Googlersquo;s data centers draw from a U.S. electricity grid that relies on coal for 50% of its power. The company wants to help catalyze the development of renewable energy that is price competitive with coal. The company states that at least three technologies show tremendous promise: wind, solar thermal, and advanced geothermal. It is stated that each of these is abundant and, when combined, could supply energy in virtually every region of the U.S.

This year Google has invested over \$45 million in startup companies with breakthrough wind, solar and geothermal technologies through its Renewable Energy Cheaper than Coal (RE<C) initiative. The company states that there is a need to unleash massive private investment in clean energy. The government can have a big impact here as well. Google is calling for dramatically increased federal R&D and enactment of measures supporting the rapid deployment and scaling of clean technologies such as long-term tax support and a national renewable energy standard. The company states that progress will be accelerated when the price of carbon reflects its true costs to society. It is claimed that putting a price on carbon through cap-and-trade or a carbon tax would help address this.

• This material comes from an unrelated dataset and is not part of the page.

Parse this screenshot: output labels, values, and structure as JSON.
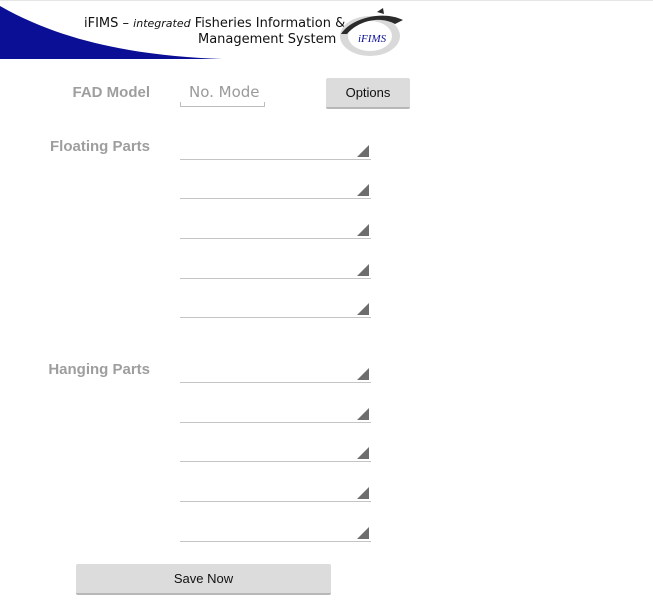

According to Google, a "smart grid" allows drivers to charge when electricity is cheap, and maybe even make some money by selling unused power back to the grid when it’s needed. Plug-in cars are on their way, with GM, Toyota and other manufacturers planning introductions in the next two years. However, to successfully put millions of plug-in cars on the road and and fuel them with green electricity, it is stated that there is a need for a smart grid that manages when drivers are charged and how they’re billed. A smart grid could also provide for the two-way flow of electricity, as well as large-scale integration of intermittent solar and wind energy. It is stated that much of the technology in the current electrical grid was developed in the 60s and is wasteful and not very smart. Google is partnering with GE to help accelerate the development of the smart grid and support building new transmission lines to harness the vast renewable energy resources of the United States.